Negli Stati Uniti, del resto, i dati parlano di una situazione di piena occupazione. Cosa possono fare i datori di lavoro in un contesto simile?

«Dobbiamo tentare approcci diversi per attrarre personale. Ad esempio, ho parlato di recente con un’azienda del Tennessee che, invece di pubblicizzare carriere a lungo termine e buoni stipendi, ha smesso di usare del tutto le parole ‘autista’ e ‘carriera’. La prima ha assunto una connotazione per molti negativa, la seconda implica l’idea di un rapporto duraturo, e oggi le persone tendono a volere flessibilità. Ora puntano ad attrarre ‘partner’ che lavorino con loro per raggiungere comuni obiettivi». 

Sembra lana caprina, ma di certo è segno di un netto cambio di approccio…

«Alcune aziende nel settore del turismo e dei viaggi pubblicizzano l’opportunità di lavoro senza menzionare la componente ‘guida’ fino a quando non hanno l’attenzione della persona. Hanno capito che alcune persone sono intimidite dall’idea di guidare un autobus, ma potrebbero essere attratte dall’idea di viaggiare e far parte dell’industria del turismo. Una volta che li hanno incuriositi, li avviano verso un percorso di formazione per diventare conducenti, mostrandogli che non è una mansione della quale avere timore».

Uno degli ostacoli per diventare autista di autobus in Europa è il costo della patente e dell’abilitazione alla guida.

«Negli Stati Uniti, la maggior parte delle imprese di autobus è felice di formare e certificare i conducenti. Tuttavia, ci possono essere ritardi nel processo a causa di arretrati a livello statale, e nessuno vuole aspettare mesi per ottenere la patente e iniziare a lavorare. Chi ha bisogno di un lavoro oggi non può aspettare
tre mesi
».

Qual è il principale concorrente dell’industria dell’autobus negli Stati Uniti?

«Il nostro competitor negli Stati Uniti è principalmente l’automobile, piuttosto che il treno o l’aereo. Il punto di forza del settore bus è il viaggio di 200 miglia e 4-5 ore. C’è chi non vuole guidare così tanto, ma è anche una distanza troppo breve per un volo. Alcune compagnie aeree stanno iniziando a servire le distanze più brevi con autobus. American Airlines e United Airlines hanno stretto una partnership con un’azienda chiamata Landline, che fornisce un servizio di autobus per le tratte più brevi».

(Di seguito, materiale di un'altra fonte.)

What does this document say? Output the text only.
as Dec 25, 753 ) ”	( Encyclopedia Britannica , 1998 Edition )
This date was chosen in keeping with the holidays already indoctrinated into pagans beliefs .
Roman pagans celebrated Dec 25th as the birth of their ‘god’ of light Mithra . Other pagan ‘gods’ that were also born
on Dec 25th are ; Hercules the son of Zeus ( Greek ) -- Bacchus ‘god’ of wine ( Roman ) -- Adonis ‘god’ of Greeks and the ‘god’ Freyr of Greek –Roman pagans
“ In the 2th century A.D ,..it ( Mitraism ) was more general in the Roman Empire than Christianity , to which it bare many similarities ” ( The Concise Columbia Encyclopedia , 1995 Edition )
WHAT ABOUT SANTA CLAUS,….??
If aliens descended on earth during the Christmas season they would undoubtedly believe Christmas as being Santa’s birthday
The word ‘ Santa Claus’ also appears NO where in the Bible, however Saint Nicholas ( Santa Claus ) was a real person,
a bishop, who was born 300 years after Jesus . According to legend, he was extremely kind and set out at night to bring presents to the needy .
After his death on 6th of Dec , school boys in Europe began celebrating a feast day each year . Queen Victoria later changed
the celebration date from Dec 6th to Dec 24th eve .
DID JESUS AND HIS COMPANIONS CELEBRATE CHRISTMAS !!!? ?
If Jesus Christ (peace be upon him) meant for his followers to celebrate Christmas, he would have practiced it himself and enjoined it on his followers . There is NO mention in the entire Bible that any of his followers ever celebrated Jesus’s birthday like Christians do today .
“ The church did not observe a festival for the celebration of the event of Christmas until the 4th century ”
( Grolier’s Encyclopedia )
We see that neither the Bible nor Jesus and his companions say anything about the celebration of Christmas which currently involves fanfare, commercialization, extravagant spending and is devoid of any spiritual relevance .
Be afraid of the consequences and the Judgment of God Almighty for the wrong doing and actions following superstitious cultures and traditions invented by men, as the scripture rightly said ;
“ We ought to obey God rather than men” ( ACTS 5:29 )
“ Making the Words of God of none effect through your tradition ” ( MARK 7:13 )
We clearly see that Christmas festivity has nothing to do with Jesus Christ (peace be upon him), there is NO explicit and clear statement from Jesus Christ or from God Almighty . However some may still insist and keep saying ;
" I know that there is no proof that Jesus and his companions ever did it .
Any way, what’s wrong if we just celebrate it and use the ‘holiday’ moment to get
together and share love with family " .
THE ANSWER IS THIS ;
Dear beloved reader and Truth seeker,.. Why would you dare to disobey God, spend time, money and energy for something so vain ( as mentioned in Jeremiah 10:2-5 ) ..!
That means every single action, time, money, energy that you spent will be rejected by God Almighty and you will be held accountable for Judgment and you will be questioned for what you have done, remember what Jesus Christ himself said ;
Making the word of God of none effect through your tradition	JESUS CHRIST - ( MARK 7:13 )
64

Qual è il vostro cliente tipo?

«Dipende. Principalmente trasportiamo studenti in primavera, con molti viaggi programmati alla fine dell’anno scolastico. In autunno, invece, si registrano molti viaggi per senior, principalmente inseriti in pacchetti tour». 

I giovani di tutto il mondo sono meno interessati a prendere la patente. Questo trend globale sta incidendo sulla vostra clientela tipica? 

«Sì, è uno sviluppo positivo per il settore degli autobus, perché crea una domanda di viaggi city-to-city. Per un po’ abbiamo perso questa clientela con l’affermarsi della motorizzazione privata, ma ora stiamo assistendo a una rinascita dell’interesse per i viaggi in autobus tra i giovani».

La transizione energetica è un tema di attualità per la vostra organizzazione? 

«Sì, è un tema cruciale per i nostri membri, ma è incredibilmente costosa e il mercato è ancora lento. Ci sarà bisogno di fondi per sovvenzionare la transizione verso l’elettrificazione o gli autobus a idrogeno. Per ora, non è economicamente fattibile per le aziende di autobus investire in queste tecnologie, poiché non esistono infrastrutture per la ricarica o il rifornimento. Dobbiamo trovare un modo per rendere questa transizione economicamente sostenibile per il nostro settore».